Common Problems in Setting Video Levels
- Threshold too high - the experiment object disappears from view.
- Threshold too low - objects in the cameras' field-of-view, other than the object
you wish to track, exceed the threshold level; data can look "spiky" because the
detection circuitry shifts from the object you want to track to the distracting object.
- Interfering objects in the field-of-view - if your graphs seem to be "spiky" or form
a line, you may have an interfering object whose level is too close to that of the
object you are tracking.
This can easily happen if the interferring object is far away from the experiment area. Observing the Scan Line View or Object View usually helps to locate the object. IF it does not, perhaps the interfering object is in the same horizontal row as the object you are trying to track. To check for this possibility, move your target object to a different height or remove it from the experiment area.
- Video camera exposure is set too high - as with interfering objects, if your graphs seem to be "spiky" or form a line, the video may be saturated in various places causing color artifacts. Some video cameras show saturated areas with striped lines.
- Less than ideal lighting conditions - the automatic gain on most video cameras adjusts
to low-light levels. Sometimes, however, under fluorescent lights that produce very
little red, it may be hard to get good data. In this case, add incandescent clamp
lights to shine on the red objects.
- Camera(s) set to "progressive scan" mode - progressive scan mode takes a new image
only thirty times per second rather than the normal sixty times per second. This
option can cause problems with Motion Visualizer 3D video levels and should be disabled.

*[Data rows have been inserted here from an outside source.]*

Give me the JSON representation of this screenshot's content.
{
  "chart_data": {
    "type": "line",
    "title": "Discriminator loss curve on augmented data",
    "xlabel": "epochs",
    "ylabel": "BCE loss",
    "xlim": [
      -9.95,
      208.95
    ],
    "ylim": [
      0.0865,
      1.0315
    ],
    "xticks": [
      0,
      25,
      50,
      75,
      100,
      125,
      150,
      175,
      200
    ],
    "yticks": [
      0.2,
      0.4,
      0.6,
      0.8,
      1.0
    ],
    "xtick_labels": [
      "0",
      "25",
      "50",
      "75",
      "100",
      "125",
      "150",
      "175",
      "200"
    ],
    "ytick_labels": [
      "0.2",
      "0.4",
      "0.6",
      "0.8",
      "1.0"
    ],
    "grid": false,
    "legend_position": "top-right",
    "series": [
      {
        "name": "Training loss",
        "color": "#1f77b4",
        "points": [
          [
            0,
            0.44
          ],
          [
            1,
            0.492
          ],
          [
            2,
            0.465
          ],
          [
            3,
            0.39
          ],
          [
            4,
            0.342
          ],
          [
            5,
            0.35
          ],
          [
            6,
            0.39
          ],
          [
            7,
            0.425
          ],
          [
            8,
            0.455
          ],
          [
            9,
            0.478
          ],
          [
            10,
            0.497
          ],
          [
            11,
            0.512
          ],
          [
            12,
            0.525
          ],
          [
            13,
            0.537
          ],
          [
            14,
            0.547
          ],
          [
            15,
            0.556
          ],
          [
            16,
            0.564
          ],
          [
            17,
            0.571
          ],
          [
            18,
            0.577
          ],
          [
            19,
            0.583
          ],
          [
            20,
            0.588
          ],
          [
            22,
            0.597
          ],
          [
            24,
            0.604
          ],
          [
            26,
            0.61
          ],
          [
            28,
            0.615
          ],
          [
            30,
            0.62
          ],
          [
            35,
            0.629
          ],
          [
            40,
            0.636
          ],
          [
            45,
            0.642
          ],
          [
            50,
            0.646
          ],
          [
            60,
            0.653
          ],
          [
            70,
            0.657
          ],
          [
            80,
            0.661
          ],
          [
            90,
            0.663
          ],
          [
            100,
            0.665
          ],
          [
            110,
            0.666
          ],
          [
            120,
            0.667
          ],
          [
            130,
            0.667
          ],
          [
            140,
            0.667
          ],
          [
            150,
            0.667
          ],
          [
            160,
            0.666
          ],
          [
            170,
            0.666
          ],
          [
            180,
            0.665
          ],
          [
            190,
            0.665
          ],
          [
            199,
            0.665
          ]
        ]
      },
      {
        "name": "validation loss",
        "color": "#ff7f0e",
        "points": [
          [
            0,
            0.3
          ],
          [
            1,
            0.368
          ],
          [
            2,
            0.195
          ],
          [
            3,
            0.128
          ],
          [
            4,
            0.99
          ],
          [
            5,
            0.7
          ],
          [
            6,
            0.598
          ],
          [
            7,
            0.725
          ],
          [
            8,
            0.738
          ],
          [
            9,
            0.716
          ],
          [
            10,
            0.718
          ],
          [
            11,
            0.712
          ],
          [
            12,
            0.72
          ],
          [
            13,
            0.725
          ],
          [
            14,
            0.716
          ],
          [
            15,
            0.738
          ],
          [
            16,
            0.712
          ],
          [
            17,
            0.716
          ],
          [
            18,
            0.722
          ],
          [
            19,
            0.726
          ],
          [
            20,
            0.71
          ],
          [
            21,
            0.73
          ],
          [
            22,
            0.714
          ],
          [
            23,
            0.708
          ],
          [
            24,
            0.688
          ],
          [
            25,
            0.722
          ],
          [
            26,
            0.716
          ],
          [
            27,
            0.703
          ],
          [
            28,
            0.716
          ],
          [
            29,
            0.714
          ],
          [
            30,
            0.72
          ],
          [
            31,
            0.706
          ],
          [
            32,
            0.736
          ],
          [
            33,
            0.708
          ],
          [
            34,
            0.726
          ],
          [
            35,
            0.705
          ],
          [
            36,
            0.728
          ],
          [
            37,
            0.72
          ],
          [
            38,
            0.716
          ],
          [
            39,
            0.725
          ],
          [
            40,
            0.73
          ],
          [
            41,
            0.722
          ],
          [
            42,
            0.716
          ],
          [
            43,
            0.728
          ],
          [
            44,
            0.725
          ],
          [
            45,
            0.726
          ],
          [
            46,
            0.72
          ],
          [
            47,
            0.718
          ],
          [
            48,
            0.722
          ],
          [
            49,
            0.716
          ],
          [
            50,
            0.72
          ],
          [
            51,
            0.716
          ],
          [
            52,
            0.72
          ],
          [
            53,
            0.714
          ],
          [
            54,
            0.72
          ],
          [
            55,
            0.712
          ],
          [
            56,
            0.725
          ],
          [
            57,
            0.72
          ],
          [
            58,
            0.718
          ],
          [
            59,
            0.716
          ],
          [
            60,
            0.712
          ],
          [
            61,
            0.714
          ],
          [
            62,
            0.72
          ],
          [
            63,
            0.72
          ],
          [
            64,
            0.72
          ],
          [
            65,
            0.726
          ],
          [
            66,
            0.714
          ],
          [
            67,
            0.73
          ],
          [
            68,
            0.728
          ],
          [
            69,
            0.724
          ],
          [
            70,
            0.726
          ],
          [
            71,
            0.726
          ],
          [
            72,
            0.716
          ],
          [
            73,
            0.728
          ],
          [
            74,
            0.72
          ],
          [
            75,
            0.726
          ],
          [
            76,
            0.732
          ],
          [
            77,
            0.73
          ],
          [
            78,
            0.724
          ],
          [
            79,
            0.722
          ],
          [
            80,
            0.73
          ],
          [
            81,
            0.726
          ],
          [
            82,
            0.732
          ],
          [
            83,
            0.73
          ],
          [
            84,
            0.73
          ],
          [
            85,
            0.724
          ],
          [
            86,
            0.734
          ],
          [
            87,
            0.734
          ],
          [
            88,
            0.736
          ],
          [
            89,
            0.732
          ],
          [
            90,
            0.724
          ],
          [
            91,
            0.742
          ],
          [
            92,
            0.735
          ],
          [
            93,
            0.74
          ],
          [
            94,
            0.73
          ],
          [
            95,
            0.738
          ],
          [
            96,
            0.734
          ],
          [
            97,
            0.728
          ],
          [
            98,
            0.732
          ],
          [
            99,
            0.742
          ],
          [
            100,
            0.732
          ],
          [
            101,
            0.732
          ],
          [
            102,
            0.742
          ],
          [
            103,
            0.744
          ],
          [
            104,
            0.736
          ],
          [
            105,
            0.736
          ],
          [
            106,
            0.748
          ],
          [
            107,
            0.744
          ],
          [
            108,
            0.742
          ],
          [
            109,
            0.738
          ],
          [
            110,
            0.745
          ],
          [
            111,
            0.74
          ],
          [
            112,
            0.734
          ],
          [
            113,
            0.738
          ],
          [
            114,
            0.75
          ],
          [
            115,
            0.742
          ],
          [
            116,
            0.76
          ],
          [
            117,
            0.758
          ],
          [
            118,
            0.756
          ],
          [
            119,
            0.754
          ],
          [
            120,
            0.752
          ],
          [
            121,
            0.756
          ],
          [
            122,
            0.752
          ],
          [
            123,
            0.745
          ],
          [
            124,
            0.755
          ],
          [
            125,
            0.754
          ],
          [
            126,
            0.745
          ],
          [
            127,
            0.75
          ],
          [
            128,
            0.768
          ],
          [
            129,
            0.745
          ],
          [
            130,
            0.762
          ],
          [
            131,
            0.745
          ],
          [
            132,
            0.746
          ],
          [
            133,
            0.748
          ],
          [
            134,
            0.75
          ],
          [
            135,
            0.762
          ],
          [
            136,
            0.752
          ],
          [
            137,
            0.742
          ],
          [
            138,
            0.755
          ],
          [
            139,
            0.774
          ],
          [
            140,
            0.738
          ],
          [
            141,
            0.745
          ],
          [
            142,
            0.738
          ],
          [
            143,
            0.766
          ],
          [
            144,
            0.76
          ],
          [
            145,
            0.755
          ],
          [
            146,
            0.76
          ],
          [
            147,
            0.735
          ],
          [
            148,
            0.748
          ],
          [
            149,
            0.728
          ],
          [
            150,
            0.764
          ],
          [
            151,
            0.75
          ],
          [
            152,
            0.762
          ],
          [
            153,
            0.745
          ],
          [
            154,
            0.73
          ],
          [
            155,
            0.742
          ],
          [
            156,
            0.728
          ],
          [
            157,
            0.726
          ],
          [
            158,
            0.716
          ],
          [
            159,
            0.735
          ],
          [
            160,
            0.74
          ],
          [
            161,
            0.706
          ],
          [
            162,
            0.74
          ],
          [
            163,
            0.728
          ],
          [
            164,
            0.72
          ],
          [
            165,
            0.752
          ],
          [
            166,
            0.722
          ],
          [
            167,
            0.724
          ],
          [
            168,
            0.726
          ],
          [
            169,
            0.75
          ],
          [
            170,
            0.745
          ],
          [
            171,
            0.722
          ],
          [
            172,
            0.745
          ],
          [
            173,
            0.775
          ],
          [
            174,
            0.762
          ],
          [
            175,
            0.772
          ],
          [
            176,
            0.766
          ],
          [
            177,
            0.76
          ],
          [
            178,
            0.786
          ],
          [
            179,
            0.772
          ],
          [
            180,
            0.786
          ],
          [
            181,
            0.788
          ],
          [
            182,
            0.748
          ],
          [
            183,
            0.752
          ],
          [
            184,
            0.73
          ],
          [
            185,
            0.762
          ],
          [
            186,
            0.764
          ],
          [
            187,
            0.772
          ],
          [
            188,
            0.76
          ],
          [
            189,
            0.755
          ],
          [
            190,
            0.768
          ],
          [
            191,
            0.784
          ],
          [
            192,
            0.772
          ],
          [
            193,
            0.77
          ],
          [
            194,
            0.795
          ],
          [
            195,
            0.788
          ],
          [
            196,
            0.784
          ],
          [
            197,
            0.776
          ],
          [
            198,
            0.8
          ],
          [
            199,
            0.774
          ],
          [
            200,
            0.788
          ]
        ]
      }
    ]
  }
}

- Camera(s) set to output status information - Some video cameras include status information, such as date/time, in their video output. Status information can interfere with obtaining a clean video signal so this option should be disabled. You can check this by viewing the cameras' video output on an external monitor.
Video cameras set themselves to an average level, via an "automatic gain control", which may result in some areas being beyond the dynamic range of the cameras. This is best for a picture, but for our purposes, it is best not to have any saturation in a field-of-view. If your viewfinder, for example, shows white in the middle of a red object, it has probably reached saturation and the exposure should be turned down. Find the "exposure control" setting, and set it for a shorter exposure (the viewfinder should look darker afterwards).